Auf Pekings bekanntester Vergnügungsmeile, der Sanlitunstraße, bauen die Arbeiter gerade einen riesigen neuen Hotel- und Einkaufskomplex für die Olympiatouristen des Jahres 2008. Um Punkt zwölf Uhr stellen sie sich mit einer weißen Blechschale in der Hand vor einem kleinen Bus auf. In dem Bus sind zwei große Töpfe aufgebaut: einer mit Reis, der andere mit Gemüse. Die Arbeiter holen sich zwei Blechkellen voll ab und hocken sich dann auf den Bürgersteig zum Mittagessen. Dabei können sie zusehen, wie sich die trendy gekleidete Hauptstadt-Schickeria in den Cafés auf der anderen Straßenseite westliche Salate und französischen Wein genehmigt. "Das ist an sich nicht schlimm", meint einer der Arbeiter. Er trägt ein braunes Unterhemd unter der blauen Arbeitsjacke. "Schlimm sind nur die abfälligen Blicke."

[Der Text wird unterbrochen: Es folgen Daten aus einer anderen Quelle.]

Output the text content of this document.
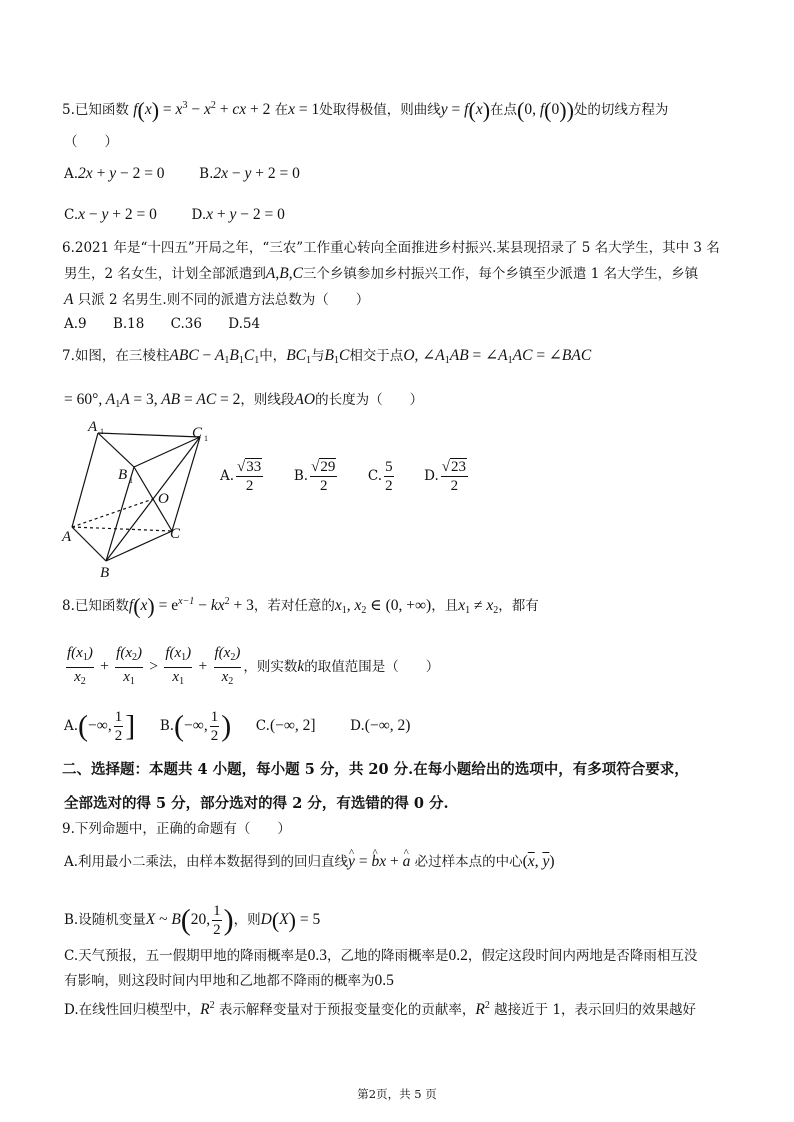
5.已知函数 $f(x) = x^3 - x^2$ + cx + 2 在x = 1处取得极值，则曲线y = f(x)在点(0, f(0))处的切线方程为
（　　）
A.2x + y − 2 = 0	B.2x − y + 2 = 0
C.x − y + 2 = 0	D.x + y − 2 = 0
6.2021 年是“十四五”开局之年，“三农”工作重心转向全面推进乡村振兴.某县现招录了 5 名大学生，其中 3 名
男生，2 名女生，计划全部派遣到A,B,C三个乡镇参加乡村振兴工作，每个乡镇至少派遣 1 名大学生，乡镇
A 只派 2 名男生.则不同的派遣方法总数为（　　）
A.9 B.18 C.36 D.54
7.如图，在三棱柱ABC − $A_1B_1C_1$中，$BC_1$与$B_1C$相交于点O, $\angle A_1AB$ = $\angle A_1AC$ = ∠BAC
= 60°, $A_1A = 3$, AB = AC = 2，则线段AO的长度为（　　）
A 1	C 1
B 1
O
A	C
B
A. $\frac{√33}{2} B$. $\frac{√29}{2} C$. $\frac{5}{2} D$. $\frac{√23}{2}$
8.已知函数$f(x) = e^{x-1} - kx^2 + 3$，若对任意的$x_1$, $x_2$ ∈ (0, +∞)，且$x_1 \ne x_2$，都有
$\frac{f(x_1)}{x_2} + \frac{f(x_2)}{x_1} > \frac{f(x_1)}{x_1} + \frac{f(x_2)}{x_2}$ ，则实数k的取值范围是（　　）
A.(−∞, $\frac{1}{2}$ ] B.(−∞, $\frac{1}{2}$ ) C.(−∞, 2]	D.(−∞, 2)
二、选择题：本题共 4 小题，每小题 5 分，共 20 分.在每小题给出的选项中，有多项符合要求，
全部选对的得 5 分，部分选对的得 2 分，有选错的得 0 分.
9.下列命题中，正确的命题有（　　）
A.利用最小二乘法，由样本数据得到的回归直线^ y = ^ bx + ^ a 必过样本点的中心($\overline{x}$, $\overline{y}$)
B.设随机变量X ~ B(20, $\frac{1}{2}$ )，则D(X) = 5
C.天气预报，五一假期甲地的降雨概率是0.3，乙地的降雨概率是0.2，假定这段时间内两地是否降雨相互没
有影响，则这段时间内甲地和乙地都不降雨的概率为0.5
D.在线性回归模型中，$R^2$ 表示解释变量对于预报变量变化的贡献率，$R^2$ 越接近于 1，表示回归的效果越好
第2页，共 5 页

Der Mann teilt sein Schicksal mit Millionen Migranten in ganz China. Wie es einst Italiener, Portugiesen und Türken im befriedeten Nachkriegseuropa als Gastarbeiter nach Deutschland, Holland und Schweden zog, wandern heute Sichuaner, Mandschu und Gansuer in einer von der Planwirtschaft befreiten Volksrepublik in die großen Metropolen und reichen Küstenprovinzen Chinas aus. Die Rede ist von der größten Völkerwanderung aller Zeiten, die nur deshalb nicht so auffällt, weil sie innerhalb der Grenzen eines Staates stattfindet. Doch sind Mühe und Aufwand für die betroffenen Migranten deshalb nicht geringer.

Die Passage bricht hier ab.